While watching a well-known TV news channel the other day, a report came on about student reactions to the enhanced security procedures at U. S. airports. The correspondent indicated that students are split right down the middle, 50-50 on the use of full-body airport scanners. Fifty percent favor, fifty percent oppose. I was curious what data there were to support this contention. The correspondent stated that half the students he talked to were in favor, half opposed. He then proceeded to present the results of his sample, which appeared to be N = 2, one student in favor, one student opposed. But he went on, according to another poll, most Americans favor the full-body scanners. Now “most” is a most ambiguous word in my mind. By definition, most simply means the majority, but if asked to attach a number to the word “most,” I tend to think about 80%. So I concluded that about 80% of Americans favor the new scanning procedure. But just to be sure, I looked up the poll that was being cited here. ( http://www.washingtonpost.com/wp-srv/politics/polls/postpoll_11222010.html?hpid=topnews)

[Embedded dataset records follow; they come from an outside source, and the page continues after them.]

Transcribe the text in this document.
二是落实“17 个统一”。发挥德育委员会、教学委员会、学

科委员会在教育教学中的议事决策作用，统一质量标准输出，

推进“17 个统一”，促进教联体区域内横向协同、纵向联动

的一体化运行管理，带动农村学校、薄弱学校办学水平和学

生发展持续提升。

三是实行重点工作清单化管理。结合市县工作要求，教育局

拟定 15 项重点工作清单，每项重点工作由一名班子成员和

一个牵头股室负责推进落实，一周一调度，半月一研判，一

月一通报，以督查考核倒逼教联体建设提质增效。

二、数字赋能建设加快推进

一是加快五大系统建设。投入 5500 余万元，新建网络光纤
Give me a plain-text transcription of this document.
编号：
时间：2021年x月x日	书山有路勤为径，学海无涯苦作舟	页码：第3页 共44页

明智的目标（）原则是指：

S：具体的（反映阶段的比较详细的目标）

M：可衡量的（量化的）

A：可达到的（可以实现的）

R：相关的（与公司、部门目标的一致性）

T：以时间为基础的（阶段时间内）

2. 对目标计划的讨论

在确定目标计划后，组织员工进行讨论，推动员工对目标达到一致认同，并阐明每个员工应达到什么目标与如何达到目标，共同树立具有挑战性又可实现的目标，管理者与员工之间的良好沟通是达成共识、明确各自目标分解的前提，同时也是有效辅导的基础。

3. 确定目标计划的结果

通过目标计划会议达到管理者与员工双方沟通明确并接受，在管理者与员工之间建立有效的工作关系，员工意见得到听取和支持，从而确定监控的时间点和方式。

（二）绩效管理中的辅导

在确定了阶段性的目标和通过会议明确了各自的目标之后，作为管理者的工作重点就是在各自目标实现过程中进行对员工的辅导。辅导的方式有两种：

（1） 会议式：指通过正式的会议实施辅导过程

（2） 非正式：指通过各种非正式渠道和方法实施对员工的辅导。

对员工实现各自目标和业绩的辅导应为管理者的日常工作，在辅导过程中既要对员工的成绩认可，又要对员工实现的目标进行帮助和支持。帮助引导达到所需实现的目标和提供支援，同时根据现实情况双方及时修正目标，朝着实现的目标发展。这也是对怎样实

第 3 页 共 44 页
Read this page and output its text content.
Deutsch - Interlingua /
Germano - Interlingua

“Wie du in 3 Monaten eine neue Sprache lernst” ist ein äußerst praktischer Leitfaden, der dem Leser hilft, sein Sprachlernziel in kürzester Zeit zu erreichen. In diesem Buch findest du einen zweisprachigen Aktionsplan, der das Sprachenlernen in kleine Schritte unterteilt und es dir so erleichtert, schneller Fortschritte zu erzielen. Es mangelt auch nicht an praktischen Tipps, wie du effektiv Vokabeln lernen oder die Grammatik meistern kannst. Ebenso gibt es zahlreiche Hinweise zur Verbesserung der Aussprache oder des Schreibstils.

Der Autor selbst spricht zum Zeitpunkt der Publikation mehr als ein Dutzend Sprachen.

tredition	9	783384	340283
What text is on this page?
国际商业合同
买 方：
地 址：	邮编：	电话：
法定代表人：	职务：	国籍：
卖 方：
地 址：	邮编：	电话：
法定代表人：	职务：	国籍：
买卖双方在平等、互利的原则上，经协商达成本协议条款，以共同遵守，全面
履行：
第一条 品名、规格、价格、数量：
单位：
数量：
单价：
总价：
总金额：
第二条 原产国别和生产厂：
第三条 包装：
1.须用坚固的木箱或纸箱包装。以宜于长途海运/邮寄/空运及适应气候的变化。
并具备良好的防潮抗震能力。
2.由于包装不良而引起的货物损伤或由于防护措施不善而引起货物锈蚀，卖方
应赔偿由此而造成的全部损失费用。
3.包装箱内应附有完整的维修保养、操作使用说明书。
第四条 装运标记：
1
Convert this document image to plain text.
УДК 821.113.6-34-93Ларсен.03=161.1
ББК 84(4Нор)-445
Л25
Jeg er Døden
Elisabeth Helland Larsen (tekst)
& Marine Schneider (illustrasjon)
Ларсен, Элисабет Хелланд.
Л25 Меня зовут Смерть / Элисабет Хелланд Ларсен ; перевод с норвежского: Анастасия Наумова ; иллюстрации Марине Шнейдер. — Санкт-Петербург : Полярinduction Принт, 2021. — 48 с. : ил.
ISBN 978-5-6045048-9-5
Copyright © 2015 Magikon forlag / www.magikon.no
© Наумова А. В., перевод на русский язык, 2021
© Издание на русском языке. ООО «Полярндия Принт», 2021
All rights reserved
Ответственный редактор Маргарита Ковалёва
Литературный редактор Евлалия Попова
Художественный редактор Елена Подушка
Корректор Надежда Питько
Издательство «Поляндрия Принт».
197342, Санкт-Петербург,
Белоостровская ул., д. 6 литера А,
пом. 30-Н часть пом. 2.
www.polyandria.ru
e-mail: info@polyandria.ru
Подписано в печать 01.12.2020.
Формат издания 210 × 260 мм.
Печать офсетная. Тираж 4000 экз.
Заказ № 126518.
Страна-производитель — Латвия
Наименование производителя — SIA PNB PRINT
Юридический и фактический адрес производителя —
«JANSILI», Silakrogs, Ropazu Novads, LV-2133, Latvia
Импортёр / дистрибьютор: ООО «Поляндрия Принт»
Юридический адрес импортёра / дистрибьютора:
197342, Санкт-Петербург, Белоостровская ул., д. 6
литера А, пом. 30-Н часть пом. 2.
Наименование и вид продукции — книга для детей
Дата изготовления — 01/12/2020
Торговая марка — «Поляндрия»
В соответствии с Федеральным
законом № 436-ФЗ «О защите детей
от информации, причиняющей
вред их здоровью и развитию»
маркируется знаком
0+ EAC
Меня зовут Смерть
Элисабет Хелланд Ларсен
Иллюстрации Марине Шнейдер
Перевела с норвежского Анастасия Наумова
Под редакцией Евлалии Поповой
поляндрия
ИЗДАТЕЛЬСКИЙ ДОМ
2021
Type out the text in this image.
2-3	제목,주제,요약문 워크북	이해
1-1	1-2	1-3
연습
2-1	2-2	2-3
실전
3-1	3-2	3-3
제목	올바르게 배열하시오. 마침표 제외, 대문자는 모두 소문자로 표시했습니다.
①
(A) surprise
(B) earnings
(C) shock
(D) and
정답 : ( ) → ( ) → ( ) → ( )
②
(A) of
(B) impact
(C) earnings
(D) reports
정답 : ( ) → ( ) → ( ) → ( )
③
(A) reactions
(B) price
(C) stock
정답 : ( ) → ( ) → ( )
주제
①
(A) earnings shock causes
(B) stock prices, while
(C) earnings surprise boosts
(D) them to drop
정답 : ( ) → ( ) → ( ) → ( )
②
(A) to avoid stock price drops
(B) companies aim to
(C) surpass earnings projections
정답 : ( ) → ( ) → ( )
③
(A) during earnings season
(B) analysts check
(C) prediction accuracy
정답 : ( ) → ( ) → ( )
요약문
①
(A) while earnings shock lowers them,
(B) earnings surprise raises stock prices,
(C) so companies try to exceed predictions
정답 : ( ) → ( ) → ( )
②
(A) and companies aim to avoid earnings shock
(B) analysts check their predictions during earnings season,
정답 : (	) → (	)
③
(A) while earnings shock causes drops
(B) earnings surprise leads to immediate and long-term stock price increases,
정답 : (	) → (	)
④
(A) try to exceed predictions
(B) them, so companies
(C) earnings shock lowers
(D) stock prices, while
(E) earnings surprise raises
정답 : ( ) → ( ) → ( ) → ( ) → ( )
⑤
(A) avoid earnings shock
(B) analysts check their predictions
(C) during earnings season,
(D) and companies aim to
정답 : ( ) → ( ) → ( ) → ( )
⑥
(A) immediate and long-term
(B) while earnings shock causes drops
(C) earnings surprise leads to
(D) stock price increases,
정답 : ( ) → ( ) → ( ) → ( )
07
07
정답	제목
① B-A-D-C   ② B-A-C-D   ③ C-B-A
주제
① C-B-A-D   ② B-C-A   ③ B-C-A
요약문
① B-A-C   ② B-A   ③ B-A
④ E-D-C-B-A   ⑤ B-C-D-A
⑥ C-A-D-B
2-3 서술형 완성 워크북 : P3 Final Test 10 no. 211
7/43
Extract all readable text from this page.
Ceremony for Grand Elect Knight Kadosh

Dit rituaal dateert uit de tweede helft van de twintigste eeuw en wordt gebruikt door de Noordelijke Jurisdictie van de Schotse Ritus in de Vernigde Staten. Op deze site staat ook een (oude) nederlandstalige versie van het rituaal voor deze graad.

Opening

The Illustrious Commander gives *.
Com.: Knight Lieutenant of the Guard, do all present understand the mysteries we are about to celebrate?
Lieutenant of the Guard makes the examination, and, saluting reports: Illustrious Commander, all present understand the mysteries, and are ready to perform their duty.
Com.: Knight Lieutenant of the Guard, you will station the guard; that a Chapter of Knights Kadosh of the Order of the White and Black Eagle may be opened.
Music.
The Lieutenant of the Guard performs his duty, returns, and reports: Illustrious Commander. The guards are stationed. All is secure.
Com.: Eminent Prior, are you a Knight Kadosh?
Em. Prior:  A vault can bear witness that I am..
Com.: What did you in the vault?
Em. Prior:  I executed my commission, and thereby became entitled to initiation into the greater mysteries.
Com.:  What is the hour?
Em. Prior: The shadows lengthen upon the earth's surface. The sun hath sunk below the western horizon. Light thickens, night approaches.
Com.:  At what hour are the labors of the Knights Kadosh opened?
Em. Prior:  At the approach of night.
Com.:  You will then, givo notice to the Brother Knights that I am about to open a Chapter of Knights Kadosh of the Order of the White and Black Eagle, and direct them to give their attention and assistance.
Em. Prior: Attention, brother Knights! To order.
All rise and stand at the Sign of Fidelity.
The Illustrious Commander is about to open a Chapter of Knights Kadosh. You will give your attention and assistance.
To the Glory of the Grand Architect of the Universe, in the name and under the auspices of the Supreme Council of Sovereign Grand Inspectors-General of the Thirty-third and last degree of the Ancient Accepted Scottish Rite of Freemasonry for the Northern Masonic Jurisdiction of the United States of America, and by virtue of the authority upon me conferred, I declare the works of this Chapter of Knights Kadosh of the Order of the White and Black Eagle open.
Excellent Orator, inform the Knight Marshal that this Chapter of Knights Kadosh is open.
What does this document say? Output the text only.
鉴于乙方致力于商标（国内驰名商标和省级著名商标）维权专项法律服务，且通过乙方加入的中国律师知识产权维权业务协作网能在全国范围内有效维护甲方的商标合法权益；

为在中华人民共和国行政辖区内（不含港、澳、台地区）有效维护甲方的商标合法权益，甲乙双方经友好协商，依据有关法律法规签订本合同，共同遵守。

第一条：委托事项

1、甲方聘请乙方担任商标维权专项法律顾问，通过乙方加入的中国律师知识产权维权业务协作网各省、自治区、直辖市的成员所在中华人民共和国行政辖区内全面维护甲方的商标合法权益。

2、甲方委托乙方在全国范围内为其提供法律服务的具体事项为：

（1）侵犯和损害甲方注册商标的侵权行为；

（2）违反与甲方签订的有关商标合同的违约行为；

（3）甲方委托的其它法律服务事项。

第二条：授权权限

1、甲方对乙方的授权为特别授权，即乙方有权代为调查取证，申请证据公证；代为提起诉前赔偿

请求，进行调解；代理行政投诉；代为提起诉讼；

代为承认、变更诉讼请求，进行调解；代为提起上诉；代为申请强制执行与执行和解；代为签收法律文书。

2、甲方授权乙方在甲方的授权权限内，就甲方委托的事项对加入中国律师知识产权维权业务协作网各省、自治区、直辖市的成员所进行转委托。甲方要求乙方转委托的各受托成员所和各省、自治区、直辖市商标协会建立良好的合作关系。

The poll indicated it was based on a random sample of 514 adults who were called either on their land line or cell phones. Now a random sample is one in which each member of a a population has an equal chance of being included in the sample. But I for one, have no chance of being included in this sample; I never respond to telephone polls, sometimes quite ungraciously. So the question arises, how many calls were made to obtain 514 responses? And how would those who declined to participate in this poll have responded?
The poll results indicate that if we consider only those people who “strongly support” the new body scanners, then 37% of the sample responded favorably. Twenty-seven percent were somewhat in favor, for a total of 64% responding that they support the scanning, either strongly or somewhat. But only 48% responded in a favorable way to the enhanced hand searches. And it also seems reasonable to expect that those who fly infrequently or not at all (53% of the respondents in the survey) may differ in their beliefs from those who fly frequently. We might also expect differences related to age of respondents, but we can’t tell from the results of the poll.
In her recent blog post, Bonnie included data collection methods as one of the core concerns for an introductory statistics course. To quote:
“Though I have said to my students more times that I can count, ‘the quality of our statistics is limited by the quality of our sample,’ I must admit to being a bit surprised that this was considered critical by others, especially since when I look at many undergraduate statistics textbooks, data collection methods are barely mentioned.”
The two examples given above provide excellent support for Bonnie’s contention that students should be taught to carefully evaluate the quality of the data on which statistics are based. Who were the subjects and how were they selected? What questions were asked and what responses allowed? And what inferences can be made from the results. It might prove to be an interesting class exercise to have students find media reports of current polls and then actually access the poll to see who the respondents were, what questions were asked, and the results obtained.